Frequency of executive sessions will follow from their purpose, but it boils down to a simple choice: regularly or rarely?
Deese observes that “if associations limit attendance at board meetings to directors, senior staff, and legal counsel, I do not believe it is a best practice, or even prudent, to provide for a true executive session at every board meeting.”
Stephen C. Carey, Ph.D., CAE, lead strategist at Association Management + Marketing Resources, agrees and notes, “It is certainly not a best practice to have one at every meeting.”
Among proponents of scheduling an executive session in conjunction with every board meeting, the primary reason is to allay concerns that executive sessions are convened only in times of trouble with the CEO or staff. “I have an agreement with the board that, as an ex-officio member, I am present at executive sessions except when the board is discussing my performance,” says Christine McEntee, MHA, FASAE, executive director of the American Geophysical Union. “We schedule an executive session on every agenda—sometimes they are held, sometimes not—to keep suspicions at bay.”
How do we make sense of these conflicting opinions about executive sessions? Governance theory can bring the issue into better focus. In organizations that operate with a shared governance model (see chart on page 64), boards and staff can use the subject of executive sessions to explore their approach to governance and, on this foundation, develop a policy about who should participate in conversations about sensitive matters.
BoardSource recommends that such a policy should cover how to call and conduct an executive session, how to identify the items that are addressed—including the issues from which it is appropriate to exclude staff—and how to properly document and communicate the discussions held in the session.
In an organization in which the board engages in a constructive partnership with the staff, the board chair and the chief executive can work together to plan executive sessions.

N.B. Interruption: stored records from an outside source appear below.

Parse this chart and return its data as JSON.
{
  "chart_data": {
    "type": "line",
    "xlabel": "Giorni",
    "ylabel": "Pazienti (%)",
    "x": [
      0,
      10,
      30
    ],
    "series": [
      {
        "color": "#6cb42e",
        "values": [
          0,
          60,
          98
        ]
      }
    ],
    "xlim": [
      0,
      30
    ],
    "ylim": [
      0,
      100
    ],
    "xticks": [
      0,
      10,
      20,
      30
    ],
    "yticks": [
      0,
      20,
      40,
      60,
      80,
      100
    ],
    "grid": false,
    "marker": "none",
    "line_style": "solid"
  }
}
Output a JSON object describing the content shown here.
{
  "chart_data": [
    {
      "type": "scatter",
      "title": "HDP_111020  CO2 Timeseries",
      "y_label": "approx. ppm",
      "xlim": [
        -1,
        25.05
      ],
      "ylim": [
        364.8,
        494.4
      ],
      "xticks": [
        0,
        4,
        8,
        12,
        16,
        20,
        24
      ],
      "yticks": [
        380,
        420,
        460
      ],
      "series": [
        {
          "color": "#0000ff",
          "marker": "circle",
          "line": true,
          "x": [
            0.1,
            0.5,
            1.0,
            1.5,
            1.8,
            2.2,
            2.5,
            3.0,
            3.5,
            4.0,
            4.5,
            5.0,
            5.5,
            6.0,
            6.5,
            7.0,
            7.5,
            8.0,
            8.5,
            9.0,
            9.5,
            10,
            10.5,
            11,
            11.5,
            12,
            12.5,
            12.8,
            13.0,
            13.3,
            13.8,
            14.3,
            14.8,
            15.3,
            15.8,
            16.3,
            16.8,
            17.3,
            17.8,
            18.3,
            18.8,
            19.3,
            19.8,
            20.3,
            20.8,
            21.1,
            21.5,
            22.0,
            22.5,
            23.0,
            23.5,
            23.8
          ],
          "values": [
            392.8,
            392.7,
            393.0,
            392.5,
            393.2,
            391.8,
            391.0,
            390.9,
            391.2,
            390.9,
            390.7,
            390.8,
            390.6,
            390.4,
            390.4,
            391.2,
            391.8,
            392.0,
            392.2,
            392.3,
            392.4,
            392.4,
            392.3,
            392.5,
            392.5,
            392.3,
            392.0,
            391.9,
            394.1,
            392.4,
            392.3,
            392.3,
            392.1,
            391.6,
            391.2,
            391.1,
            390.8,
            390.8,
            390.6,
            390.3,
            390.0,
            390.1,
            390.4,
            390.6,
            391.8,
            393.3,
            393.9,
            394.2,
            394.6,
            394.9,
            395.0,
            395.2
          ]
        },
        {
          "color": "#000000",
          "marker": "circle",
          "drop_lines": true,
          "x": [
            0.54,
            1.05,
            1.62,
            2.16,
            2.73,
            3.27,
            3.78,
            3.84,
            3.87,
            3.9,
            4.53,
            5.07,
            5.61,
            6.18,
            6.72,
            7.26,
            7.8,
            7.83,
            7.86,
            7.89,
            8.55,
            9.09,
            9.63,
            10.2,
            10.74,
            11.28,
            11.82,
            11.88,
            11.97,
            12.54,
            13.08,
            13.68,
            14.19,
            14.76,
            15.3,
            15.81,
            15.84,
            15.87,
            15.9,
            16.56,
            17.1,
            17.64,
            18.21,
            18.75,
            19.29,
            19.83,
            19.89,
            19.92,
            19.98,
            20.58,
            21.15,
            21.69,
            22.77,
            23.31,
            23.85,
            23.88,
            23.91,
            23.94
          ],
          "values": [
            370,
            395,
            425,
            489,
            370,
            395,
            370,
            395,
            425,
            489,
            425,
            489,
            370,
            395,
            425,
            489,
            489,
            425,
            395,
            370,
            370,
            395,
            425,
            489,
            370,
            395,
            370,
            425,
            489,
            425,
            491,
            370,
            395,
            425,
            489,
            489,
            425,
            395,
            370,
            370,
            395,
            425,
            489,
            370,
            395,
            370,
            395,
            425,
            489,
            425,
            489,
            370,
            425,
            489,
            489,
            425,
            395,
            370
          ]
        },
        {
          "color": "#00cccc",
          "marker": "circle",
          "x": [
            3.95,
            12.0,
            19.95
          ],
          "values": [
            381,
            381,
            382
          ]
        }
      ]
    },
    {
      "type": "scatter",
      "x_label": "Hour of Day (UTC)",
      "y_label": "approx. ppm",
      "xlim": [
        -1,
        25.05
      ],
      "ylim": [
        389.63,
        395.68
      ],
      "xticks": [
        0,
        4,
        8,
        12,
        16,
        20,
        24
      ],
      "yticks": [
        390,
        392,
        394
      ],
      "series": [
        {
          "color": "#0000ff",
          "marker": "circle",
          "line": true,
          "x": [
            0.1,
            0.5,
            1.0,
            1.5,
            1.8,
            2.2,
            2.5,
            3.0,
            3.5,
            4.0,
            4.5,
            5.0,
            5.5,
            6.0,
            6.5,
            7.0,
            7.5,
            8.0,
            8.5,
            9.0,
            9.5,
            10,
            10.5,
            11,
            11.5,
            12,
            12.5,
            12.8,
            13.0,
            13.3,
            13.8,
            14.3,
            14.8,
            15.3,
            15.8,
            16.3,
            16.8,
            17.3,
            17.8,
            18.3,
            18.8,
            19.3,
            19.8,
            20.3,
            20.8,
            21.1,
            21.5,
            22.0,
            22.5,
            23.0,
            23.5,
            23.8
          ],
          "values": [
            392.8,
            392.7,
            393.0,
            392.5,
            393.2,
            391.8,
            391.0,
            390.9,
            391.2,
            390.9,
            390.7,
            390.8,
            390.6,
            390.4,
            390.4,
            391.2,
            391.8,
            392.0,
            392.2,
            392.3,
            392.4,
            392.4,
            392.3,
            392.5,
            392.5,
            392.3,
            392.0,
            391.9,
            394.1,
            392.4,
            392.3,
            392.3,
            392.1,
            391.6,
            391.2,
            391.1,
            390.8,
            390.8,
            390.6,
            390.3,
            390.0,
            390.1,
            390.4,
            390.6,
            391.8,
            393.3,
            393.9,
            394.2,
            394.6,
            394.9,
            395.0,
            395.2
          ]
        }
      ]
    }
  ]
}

Inviting the chief executive to participate in most executive sessions sends an important signal that the relationship between the board and the chief executive is paramount and that the board appreciates the executive’s contributions. Establishing a specific time, purpose, and attendee list in advance also helps the chair and the chief executive keep the conversation on topic.
Documentation and reporting are critical, as well. If no staff or legal counsel is present, the secretary should prepare and maintain the minutes of the session, which can be approved by email or at the next meeting. They should be marked and kept confidential. When the chief executive is excluded, the board chair should provide a timely summary of the board’s discussion. Similarly, the chief executive should summarize the session and communicate as soon as possible to the staff who would otherwise be included in the board meeting. If everyone can leave the room confident that the substance of the meeting will be communicated as appropriate, executive sessions can be less of a source of anxiety for those excluded.
The next time the topic of executive sessions comes up, take note of the reactions around the room. If there’s discomfort or disagreement, it may provide an important opportunity to explore the roles of your board and chief executive in governance, determine who should participate in conversations about sensitive matters, and be more intentional about fostering a constructive partnership.